Health psychologist Dr. Dana Garfin, who studies collective trauma, stated it directly: “People in quarantine show signs of confusion, depression and anger.” She noted that the longer these isolating restrictions continue, the more trauma is caused, resulting in cardiovascular problems, anxiety, depression, and post-traumatic stress syndrome.
Despite modern technology forms of virtual communication, it is well documented that human touch, such as holding hands or hugging, can positively affect one’s health, in many instances reducing blood pressure and helping keep the immune system stronger.
Dr. Joshua Morganstein, a psychiatrist and disaster mental health expert with Uniformed Services University in Bethesda, MD, notes, “For some people, a lack of social connectedness feels as impactful as not eating.”
TRENDPOST: There is a simple way to prove that a majority of Americans are either brainwashed and/or confused when it comes to the effects and implications of COVID-19 on their lives – economically, socially, personally – and how to deal with it.
For example, a poll taken in late April by Business Insider found that three-quarters of Americans favored continuing shutdowns for another two weeks to stem the spread of coronavirus, compared to only about 10 percent who oppose doing so.
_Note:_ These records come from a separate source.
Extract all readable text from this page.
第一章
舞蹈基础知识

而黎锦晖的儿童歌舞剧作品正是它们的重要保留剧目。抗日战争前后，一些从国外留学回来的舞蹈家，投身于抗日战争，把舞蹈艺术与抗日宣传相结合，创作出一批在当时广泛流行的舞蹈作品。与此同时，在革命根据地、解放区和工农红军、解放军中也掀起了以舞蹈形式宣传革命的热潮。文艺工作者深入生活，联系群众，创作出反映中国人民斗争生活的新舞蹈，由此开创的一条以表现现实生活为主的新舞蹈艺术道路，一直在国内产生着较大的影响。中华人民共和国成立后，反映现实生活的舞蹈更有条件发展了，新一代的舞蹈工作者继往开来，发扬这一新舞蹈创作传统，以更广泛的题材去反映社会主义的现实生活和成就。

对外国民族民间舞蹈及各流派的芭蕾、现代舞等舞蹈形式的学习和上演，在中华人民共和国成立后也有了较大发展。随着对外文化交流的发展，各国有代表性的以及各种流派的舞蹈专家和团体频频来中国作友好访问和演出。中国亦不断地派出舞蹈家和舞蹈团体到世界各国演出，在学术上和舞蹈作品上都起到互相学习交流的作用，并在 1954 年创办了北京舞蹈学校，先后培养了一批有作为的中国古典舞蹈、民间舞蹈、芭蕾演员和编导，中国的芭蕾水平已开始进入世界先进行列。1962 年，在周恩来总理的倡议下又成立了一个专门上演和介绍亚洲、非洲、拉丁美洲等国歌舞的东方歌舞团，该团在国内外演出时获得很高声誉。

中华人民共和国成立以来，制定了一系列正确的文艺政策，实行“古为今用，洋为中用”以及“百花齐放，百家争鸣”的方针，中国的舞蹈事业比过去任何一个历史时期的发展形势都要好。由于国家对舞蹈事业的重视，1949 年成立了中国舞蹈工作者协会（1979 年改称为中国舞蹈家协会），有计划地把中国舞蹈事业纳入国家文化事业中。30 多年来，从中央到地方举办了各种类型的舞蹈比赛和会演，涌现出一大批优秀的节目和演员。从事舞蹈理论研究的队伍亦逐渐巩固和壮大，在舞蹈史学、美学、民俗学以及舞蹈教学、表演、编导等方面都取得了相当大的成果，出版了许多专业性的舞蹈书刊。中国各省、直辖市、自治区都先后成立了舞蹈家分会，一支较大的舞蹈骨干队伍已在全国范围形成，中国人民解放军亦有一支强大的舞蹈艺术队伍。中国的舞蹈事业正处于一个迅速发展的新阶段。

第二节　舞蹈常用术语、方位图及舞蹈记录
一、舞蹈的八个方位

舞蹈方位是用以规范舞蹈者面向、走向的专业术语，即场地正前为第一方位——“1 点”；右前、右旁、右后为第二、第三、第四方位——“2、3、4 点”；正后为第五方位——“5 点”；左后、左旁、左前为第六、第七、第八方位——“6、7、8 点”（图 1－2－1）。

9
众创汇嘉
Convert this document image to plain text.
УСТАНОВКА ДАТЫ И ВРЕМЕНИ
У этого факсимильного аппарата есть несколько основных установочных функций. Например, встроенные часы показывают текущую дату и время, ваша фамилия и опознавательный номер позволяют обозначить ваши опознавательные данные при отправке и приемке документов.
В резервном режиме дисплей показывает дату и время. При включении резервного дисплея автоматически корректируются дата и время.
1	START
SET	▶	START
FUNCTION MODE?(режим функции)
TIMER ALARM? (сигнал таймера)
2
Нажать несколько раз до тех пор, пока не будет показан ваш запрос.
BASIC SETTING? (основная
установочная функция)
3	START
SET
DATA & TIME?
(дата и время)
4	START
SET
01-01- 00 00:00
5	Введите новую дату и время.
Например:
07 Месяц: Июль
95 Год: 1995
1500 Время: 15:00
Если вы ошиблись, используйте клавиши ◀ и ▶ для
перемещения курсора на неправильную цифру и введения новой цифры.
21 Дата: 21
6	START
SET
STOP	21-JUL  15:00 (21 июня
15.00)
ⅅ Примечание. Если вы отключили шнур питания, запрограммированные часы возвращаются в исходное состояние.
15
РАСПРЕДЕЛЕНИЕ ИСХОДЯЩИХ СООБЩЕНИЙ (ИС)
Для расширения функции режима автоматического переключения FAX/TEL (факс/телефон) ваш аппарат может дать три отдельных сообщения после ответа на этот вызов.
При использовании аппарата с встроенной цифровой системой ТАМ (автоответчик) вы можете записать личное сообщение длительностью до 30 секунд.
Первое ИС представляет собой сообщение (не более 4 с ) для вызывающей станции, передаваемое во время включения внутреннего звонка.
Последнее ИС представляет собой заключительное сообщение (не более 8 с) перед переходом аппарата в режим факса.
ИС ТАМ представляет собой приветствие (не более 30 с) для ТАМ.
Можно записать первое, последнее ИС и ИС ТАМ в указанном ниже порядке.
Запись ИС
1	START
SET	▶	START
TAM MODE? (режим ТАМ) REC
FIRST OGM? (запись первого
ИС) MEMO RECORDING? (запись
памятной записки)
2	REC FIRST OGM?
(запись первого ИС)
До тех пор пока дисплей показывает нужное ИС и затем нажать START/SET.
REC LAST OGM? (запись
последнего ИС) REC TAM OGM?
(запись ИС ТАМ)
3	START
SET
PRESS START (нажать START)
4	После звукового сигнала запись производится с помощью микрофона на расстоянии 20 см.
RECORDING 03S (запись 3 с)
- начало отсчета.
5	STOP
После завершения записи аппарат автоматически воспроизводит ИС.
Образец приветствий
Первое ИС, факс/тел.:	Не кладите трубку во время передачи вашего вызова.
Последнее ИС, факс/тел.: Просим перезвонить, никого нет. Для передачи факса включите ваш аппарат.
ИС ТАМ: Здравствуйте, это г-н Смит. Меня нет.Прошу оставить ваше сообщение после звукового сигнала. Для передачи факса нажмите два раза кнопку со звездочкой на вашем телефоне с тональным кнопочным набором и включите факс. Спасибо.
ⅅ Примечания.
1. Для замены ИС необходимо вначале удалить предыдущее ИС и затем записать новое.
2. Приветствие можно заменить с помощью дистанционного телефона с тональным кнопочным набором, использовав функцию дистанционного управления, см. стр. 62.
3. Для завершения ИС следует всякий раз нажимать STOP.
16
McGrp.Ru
This, despite strict continuance of shelter-in-place orders and the shutting down of most business activity, which has thrown tens of millions out of work, and forced millions to go hungry and millions more to seek prescription and illegal drugs to deal with the stress and deprivation of being socially isolated and down-and-out.
Indeed, while most are willing to give up so much in belief it will keep them COVID-free, at the same time, a poll conducted in late April by Kelton Global, a consumer insights agency, reports 72 percent of Americans said another month of lockdown orders will make them hit “an emotional breaking point.”
Global Mental Health Collapse
The United Nations has warned that millions of children around the world are at risk of mental illness as a result of extended national lockdowns. Among the unintended consequences has been the significant rise in domestic violence caused by stay-at-home orders and the stress of not having work.
The World Health Organization (WHO) issued a statement on 14 May that a massive mental illness crisis will likely result from “the isolation, the fear, the uncertainty, the economic turmoil” from the extended lockdowns.
Dr. Elke Von Hoof, Professor of Health Psychology at Vrije University in Brussels, stated (as per the title of research he presented at the World Economic Forum): “Lockdown is the world’s biggest psychological experiment – and we will pay the price.”
He goes on to point out that the psychological damage to people worldwide from the unprecedented shutting down of entire societies will lead to a “secondary epidemic of burnouts and stress-related absenteeism in the latter half of 2020.”
Also noted is the February 2020 report published in the medical journal The Lancet, which detailed how putting people into quarantine for an extended period of time causes an increase of insomnia, anxiety, anger, emotional exhaustion, depression, and post-traumatic stress symptoms.